The following example does nothing. It parses the HTML to JSON then parses the JSON back into HTML, which is the exact same as the original. Himalaya does buff out the kinks of malformed originals.

var fs = require('fs')
var himalaya = require('himalaya')
var toHTML = require('himalaya/translate').toHTML

var html = fs.readFileSync('/webpage.html', {encoding: 'utf8'})
var json = himalaya.parse(html)
fs.writeFileSync('/webpage.html', toHTML(json))

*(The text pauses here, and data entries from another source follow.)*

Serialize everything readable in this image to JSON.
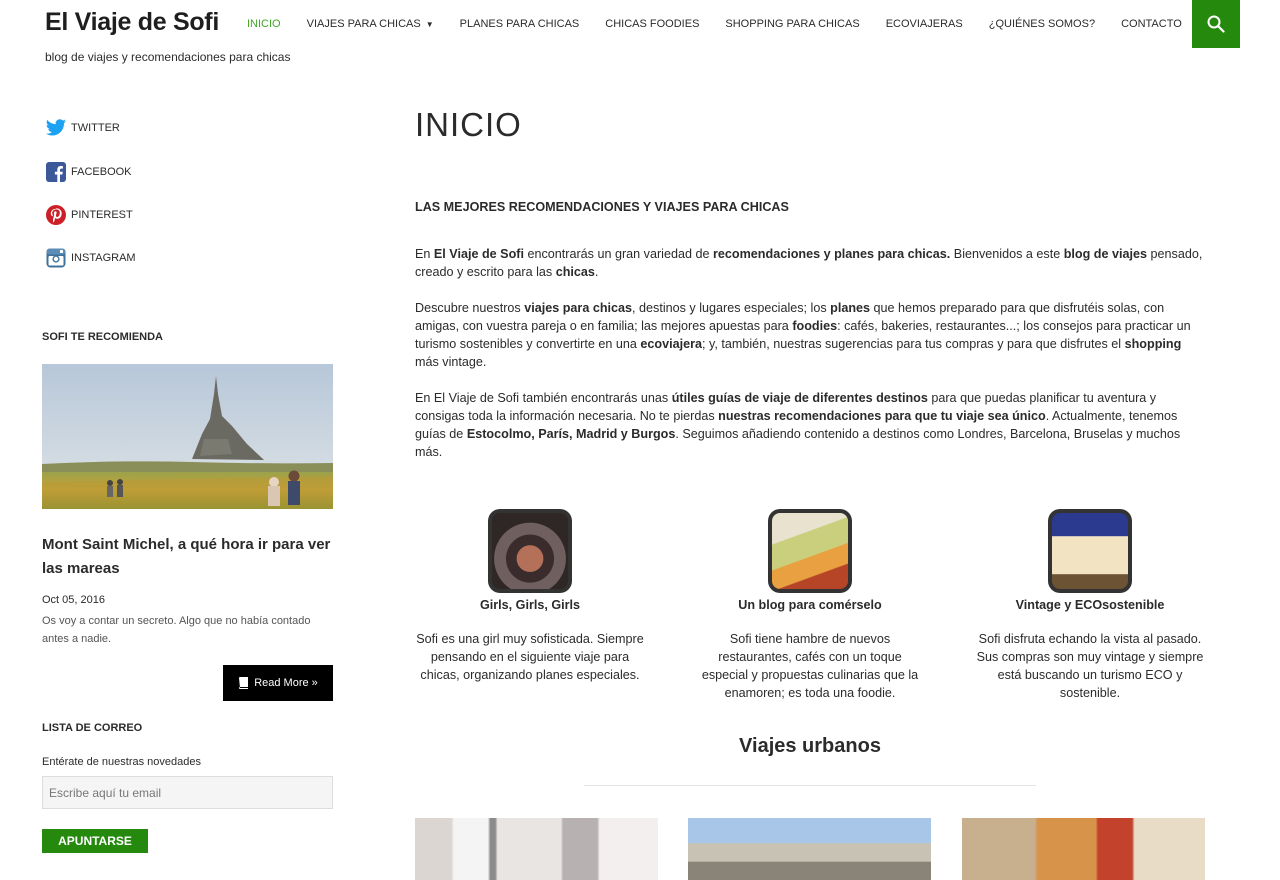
{
  "header": {
    "site_title": "El Viaje de Sofi",
    "tagline": "blog de viajes y recomendaciones para chicas",
    "nav": [
      {
        "label": "INICIO",
        "active": true
      },
      {
        "label": "VIAJES PARA CHICAS",
        "dropdown": true
      },
      {
        "label": "PLANES PARA CHICAS"
      },
      {
        "label": "CHICAS FOODIES"
      },
      {
        "label": "SHOPPING PARA CHICAS"
      },
      {
        "label": "ECOVIAJERAS"
      },
      {
        "label": "¿QUIÉNES SOMOS?"
      },
      {
        "label": "CONTACTO"
      }
    ],
    "search_icon": "search-icon",
    "accent_color": "#24890d",
    "active_color": "#41a62a"
  },
  "sidebar": {
    "social": [
      {
        "label": "TWITTER",
        "icon": "twitter-icon"
      },
      {
        "label": "FACEBOOK",
        "icon": "facebook-icon"
      },
      {
        "label": "PINTEREST",
        "icon": "pinterest-icon"
      },
      {
        "label": "INSTAGRAM",
        "icon": "instagram-icon"
      }
    ],
    "recommend_title": "SOFI TE RECOMIENDA",
    "featured": {
      "title": "Mont Saint Michel, a qué hora ir para ver las mareas",
      "date": "Oct 05, 2016",
      "excerpt": "Os voy a contar un secreto. Algo que no había contado antes a nadie.",
      "read_more": "Read More »"
    },
    "mailing_title": "LISTA DE CORREO",
    "mailing_label": "Entérate de nuestras novedades",
    "email_placeholder": "Escribe aquí tu email",
    "subscribe_label": "APUNTARSE"
  },
  "main": {
    "page_title": "INICIO",
    "heading": "LAS MEJORES RECOMENDACIONES Y VIAJES PARA CHICAS",
    "p1": {
      "a": "En ",
      "b": "El Viaje de Sofi",
      "c": " encontrarás un gran variedad de ",
      "d": "recomendaciones y planes para chicas.",
      "e": "  Bienvenidos a este ",
      "f": "blog de viajes",
      "g": " pensado, creado y escrito para  las ",
      "h": "chicas",
      "i": "."
    },
    "p2": {
      "a": "Descubre nuestros ",
      "b": "viajes para chicas",
      "c": ", destinos y lugares especiales; los ",
      "d": "planes",
      "e": " que hemos preparado para que disfrutéis solas, con amigas, con vuestra pareja o en familia; las mejores apuestas para ",
      "f": "foodies",
      "g": ": cafés, bakeries, restaurantes...; los consejos para practicar un turismo sostenibles y convertirte en una ",
      "h": "ecoviajera",
      "i": "; y, también, nuestras sugerencias para tus compras y para que  disfrutes el ",
      "j": "shopping",
      "k": " más vintage."
    },
    "p3": {
      "a": "En El Viaje de Sofi también encontrarás unas ",
      "b": "útiles guías de viaje de diferentes destinos",
      "c": " para que puedas planificar tu aventura y consigas toda la información necesaria. No te pierdas ",
      "d": "nuestras recomendaciones para que tu viaje sea único",
      "e": ". Actualmente, tenemos guías de ",
      "f": "Estocolmo, París, Madrid y Burgos",
      "g": ". Seguimos añadiendo contenido a destinos como Londres, Barcelona, Bruselas y muchos más."
    },
    "features": [
      {
        "title": "Girls, Girls, Girls",
        "desc": "Sofi es una girl muy sofisticada. Siempre pensando en el siguiente viaje para chicas, organizando planes especiales."
      },
      {
        "title": "Un blog para comérselo",
        "desc": "Sofi tiene hambre de nuevos restaurantes, cafés con un toque especial y propuestas culinarias que la enamoren; es toda una foodie."
      },
      {
        "title": "Vintage y ECOsostenible",
        "desc": "Sofi disfruta echando la vista al pasado. Sus compras son muy vintage y siempre está buscando un turismo ECO y sostenible."
      }
    ],
    "section_title": "Viajes urbanos"
  }
}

Translation supports Jade/Pug using toJade/toPug. See the reference document for translations.

Why "Himalaya"?

First, my friends weren't helpful. Except Josh, Josh had my back.

While I was testing the parser, I threw a download of my Twitter homepage in and got a giant JSON blob out. My code editor Sublime Text has a mini-map and looking at it sideways the data looked like a never-ending mountain range. Also, "himalaya" has H, M, L in it.

Implementation

My first implementation used look-ahead, found the matching closing tag, and then recursively parsed the inners until a tree results. That was problematic. This implementation uses no look-ahead and instead uses a stack to keep track of nesting while processing the source HTML. At an end tag the stack it cut to match and then parsing picks up again at the higher level.

This parser runs without using any regular expressions. Since I wanted this to double as a learning resource, I wanted the code to be readable sans regexes.

Contributing

We can always have more tests: if you find a bug, create an issue or be fabulous and fix the problem and write the tests up yourself in a coherent pull request.

Run tests with the npm test command.